O fornecimento de laudos especializados como esse virou demanda quase obrigatória entre pacientes autistas.
A médica Fabiana Feijão Nogueira enfrenta há quatro anos uma via-crúcis para conseguir manter seu filho, Davi Feijão, 23, internado em uma moradia assistida especializada.
Diagnosticado com a forma mais severa de autismo, o jovem requer atenção 24 horas por dia.
A família, que paga mais de R$ 15 mil mensais por mês à SulAmérica pelo seguro-saúde de quatro pessoas, incluindo Davi, não consegue receber de forma regular o reembolso assegurado pela Justiça.
O plano pede os mais diversos documentos para protelar o pagamento de cerca de R$ 8.000.
A dívida atual, segundo a família, está em R$ 662 mil, levando-se em conta também valores relativos a multas.
A operadora afirmou em nota que tem cumprido integralmente a determinação judicial referente ao custeio mensal de metade do tratamento de Davi, desde outubro de 2014.

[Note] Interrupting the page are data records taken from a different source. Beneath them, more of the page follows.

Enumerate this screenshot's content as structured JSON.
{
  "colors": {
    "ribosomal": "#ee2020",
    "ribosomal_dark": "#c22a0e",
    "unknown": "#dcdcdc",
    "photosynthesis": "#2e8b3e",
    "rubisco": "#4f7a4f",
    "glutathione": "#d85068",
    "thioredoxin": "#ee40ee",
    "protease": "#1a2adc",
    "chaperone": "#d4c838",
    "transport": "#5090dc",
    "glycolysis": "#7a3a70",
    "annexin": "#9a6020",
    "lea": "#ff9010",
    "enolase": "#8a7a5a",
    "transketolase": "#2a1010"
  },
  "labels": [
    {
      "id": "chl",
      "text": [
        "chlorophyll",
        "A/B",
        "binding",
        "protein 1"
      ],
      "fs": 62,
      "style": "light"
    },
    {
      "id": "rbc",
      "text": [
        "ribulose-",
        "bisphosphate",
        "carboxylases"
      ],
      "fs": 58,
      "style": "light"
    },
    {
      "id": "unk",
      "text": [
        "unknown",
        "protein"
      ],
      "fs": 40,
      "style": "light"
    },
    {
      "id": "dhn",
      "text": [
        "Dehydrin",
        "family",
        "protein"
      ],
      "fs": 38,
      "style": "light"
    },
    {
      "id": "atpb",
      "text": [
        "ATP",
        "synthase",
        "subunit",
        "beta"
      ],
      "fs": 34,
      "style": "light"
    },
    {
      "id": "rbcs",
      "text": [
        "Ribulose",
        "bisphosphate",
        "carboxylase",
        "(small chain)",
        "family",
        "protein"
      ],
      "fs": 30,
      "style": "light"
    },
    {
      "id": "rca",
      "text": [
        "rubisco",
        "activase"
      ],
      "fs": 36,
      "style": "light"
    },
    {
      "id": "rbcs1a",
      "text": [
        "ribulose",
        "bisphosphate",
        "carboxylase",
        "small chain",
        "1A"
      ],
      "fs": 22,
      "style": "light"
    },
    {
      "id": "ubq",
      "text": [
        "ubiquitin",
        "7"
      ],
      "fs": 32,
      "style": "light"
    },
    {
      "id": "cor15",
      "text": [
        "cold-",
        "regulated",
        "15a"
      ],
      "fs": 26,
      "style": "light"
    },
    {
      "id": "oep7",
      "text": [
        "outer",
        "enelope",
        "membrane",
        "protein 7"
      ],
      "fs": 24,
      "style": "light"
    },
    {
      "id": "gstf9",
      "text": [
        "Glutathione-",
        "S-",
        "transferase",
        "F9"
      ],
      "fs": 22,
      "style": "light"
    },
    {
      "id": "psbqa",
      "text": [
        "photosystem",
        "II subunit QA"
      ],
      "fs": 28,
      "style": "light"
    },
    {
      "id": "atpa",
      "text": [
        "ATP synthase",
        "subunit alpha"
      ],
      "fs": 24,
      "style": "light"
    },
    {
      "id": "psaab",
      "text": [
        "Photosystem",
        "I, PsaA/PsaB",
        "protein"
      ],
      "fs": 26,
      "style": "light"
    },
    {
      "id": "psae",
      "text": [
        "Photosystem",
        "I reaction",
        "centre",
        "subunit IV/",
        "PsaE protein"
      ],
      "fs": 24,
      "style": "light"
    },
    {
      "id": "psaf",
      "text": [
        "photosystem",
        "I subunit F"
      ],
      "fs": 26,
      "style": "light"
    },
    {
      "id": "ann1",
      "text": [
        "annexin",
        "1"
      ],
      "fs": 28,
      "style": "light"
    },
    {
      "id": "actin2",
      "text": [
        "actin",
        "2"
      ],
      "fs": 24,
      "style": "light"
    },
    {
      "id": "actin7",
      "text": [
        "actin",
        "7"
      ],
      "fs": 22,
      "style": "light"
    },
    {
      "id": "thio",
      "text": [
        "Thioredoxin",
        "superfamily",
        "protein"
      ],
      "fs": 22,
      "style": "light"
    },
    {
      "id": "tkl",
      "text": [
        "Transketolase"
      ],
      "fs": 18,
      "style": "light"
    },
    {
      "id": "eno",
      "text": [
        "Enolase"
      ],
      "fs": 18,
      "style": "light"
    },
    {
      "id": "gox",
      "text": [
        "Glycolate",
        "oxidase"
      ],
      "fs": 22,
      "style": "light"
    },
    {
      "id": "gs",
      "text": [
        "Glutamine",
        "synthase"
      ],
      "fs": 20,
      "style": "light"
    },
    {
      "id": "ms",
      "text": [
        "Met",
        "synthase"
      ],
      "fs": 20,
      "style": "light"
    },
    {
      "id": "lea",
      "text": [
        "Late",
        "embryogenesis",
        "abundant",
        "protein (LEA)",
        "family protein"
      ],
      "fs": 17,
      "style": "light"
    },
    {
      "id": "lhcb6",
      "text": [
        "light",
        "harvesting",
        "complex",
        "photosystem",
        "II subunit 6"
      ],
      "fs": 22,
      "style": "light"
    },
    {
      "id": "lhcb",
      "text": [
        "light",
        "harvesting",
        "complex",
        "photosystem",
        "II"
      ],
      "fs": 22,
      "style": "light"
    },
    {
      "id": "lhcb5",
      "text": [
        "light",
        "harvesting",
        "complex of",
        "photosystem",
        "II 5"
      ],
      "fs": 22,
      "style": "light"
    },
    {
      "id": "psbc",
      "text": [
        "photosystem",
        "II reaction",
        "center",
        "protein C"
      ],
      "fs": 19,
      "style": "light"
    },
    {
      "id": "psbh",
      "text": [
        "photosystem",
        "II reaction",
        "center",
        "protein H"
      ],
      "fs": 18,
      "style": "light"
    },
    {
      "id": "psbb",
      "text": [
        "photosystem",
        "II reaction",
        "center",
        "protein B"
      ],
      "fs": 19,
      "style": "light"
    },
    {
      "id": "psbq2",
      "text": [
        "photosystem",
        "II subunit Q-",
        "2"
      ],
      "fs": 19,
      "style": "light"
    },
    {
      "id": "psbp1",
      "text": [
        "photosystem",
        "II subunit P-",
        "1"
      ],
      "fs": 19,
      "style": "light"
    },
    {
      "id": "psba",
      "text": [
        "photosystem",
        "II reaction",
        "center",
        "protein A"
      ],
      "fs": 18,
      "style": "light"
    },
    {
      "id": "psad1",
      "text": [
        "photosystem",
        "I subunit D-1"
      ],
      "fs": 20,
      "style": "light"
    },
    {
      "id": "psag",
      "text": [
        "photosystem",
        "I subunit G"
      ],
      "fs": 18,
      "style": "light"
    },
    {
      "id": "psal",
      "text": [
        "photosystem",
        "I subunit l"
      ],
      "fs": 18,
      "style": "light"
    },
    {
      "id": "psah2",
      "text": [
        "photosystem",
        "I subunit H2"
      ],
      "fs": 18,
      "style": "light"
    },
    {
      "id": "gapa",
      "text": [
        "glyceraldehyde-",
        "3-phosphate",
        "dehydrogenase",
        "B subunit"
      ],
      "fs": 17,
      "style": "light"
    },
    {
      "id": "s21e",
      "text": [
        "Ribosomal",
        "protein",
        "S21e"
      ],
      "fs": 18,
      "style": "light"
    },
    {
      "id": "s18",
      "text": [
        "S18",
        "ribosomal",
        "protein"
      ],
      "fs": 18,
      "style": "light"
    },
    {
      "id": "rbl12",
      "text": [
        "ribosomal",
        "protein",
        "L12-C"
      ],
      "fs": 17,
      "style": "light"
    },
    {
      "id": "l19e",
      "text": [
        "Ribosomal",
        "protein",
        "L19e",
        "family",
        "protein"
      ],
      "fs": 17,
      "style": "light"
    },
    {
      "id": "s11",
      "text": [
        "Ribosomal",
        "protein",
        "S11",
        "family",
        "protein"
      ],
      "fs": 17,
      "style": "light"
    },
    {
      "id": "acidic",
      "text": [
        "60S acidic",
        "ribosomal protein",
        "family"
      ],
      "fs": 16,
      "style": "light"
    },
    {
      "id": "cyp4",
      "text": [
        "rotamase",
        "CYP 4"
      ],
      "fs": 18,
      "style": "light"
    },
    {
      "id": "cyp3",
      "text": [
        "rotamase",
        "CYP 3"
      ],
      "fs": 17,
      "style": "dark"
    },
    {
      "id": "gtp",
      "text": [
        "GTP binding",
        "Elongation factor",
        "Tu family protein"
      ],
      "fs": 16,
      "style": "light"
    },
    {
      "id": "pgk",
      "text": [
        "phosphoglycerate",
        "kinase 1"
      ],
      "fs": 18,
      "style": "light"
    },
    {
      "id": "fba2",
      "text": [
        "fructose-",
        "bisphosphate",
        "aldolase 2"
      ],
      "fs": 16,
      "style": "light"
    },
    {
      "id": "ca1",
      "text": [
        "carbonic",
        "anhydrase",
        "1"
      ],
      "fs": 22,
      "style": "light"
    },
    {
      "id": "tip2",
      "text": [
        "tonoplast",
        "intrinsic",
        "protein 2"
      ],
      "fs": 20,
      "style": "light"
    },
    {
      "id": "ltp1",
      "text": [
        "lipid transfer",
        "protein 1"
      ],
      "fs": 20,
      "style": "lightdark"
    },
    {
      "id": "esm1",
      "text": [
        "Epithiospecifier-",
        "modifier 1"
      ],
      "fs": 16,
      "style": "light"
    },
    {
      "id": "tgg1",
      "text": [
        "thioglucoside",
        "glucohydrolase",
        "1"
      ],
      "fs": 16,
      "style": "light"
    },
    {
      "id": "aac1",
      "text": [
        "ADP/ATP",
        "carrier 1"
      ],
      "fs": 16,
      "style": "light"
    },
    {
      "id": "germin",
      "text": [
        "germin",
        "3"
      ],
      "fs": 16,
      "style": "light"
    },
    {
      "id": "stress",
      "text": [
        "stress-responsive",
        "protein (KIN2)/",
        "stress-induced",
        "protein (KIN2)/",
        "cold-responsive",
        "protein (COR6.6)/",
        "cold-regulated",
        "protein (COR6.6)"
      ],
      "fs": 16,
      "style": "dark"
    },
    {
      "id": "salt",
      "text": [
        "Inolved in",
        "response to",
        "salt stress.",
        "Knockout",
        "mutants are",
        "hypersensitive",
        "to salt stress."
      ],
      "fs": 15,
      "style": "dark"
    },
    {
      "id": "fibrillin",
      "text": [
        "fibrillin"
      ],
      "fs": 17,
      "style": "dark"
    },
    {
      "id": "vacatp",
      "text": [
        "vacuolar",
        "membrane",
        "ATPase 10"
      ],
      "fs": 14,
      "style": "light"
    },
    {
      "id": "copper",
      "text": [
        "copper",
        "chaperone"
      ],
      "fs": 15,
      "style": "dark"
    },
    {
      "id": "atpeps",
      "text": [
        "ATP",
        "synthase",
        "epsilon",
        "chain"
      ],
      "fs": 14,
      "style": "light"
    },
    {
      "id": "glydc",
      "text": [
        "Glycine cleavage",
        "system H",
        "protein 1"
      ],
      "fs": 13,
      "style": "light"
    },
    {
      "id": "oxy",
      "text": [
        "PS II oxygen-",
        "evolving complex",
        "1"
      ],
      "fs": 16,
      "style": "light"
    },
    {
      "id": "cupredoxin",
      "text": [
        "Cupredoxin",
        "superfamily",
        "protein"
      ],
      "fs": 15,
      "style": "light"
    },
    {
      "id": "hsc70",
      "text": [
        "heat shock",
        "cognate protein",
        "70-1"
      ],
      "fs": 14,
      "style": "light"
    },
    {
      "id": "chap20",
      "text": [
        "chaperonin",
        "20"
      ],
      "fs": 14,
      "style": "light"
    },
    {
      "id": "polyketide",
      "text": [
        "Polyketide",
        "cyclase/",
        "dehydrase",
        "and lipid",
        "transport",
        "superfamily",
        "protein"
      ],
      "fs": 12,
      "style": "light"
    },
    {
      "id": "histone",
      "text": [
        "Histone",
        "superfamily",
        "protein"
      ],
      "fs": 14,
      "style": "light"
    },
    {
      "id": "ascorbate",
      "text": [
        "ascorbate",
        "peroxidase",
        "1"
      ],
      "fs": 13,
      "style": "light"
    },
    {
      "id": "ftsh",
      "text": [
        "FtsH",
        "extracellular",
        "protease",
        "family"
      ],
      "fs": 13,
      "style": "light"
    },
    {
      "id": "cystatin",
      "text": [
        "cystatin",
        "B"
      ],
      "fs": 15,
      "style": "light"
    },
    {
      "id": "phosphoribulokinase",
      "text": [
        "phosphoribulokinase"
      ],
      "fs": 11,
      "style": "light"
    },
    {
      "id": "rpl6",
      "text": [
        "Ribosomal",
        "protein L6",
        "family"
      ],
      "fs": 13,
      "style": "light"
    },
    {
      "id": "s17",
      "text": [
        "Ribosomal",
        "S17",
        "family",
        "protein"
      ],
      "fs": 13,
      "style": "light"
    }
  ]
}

“O valor adicional referente a serviços prestados no passado ainda está em discussão judicial, motivo pelo qual não há débito lançado”, completou.
O caso, no entanto, já tem decisão transitada em julgado, ou seja, sem possibilidade de novos recursos.
O caso de Davi está longe de ser isolado —isso porque a judicialização não significa mais garantia de acesso à saúde. Nem em urgências.
Regina Próspero, 58, aguardou por dois meses que a Bradesco Saúde cumprisse decisão do Tribunal de Justiça de São Paulo para tratar um câncer na região pélvica com metástases nos pulmões, na coluna e no rim direito.
Nesse período, o plano de saúde se recusou até mesmo a reembolsar sessões de acupuntura semanais para aliviar as dores de Regina. “O tumor está esmagando o meu nervo ciático”, diz.
Regina conta que a operadora chegou a sugerir que ela comprasse o remédio necessário para o início da quimioterapia, no valor de R$ 44 mil a cada 21 dias, e depois pedisse o reembolso.
“Quem tem esse dinheiro? E se não reembolsam a acupuntura, como vou acreditar que reembolsariam o quimioterápico?”, questiona. A primeira dose foi entregue no dia 12, e após segunda ordem judicial.
A Bradesco afirmou que não comenta casos levados à Justiça e que não reembolsa tratamentos feitos em casa, como as sessões de acupuntura solicitadas pela consumidora.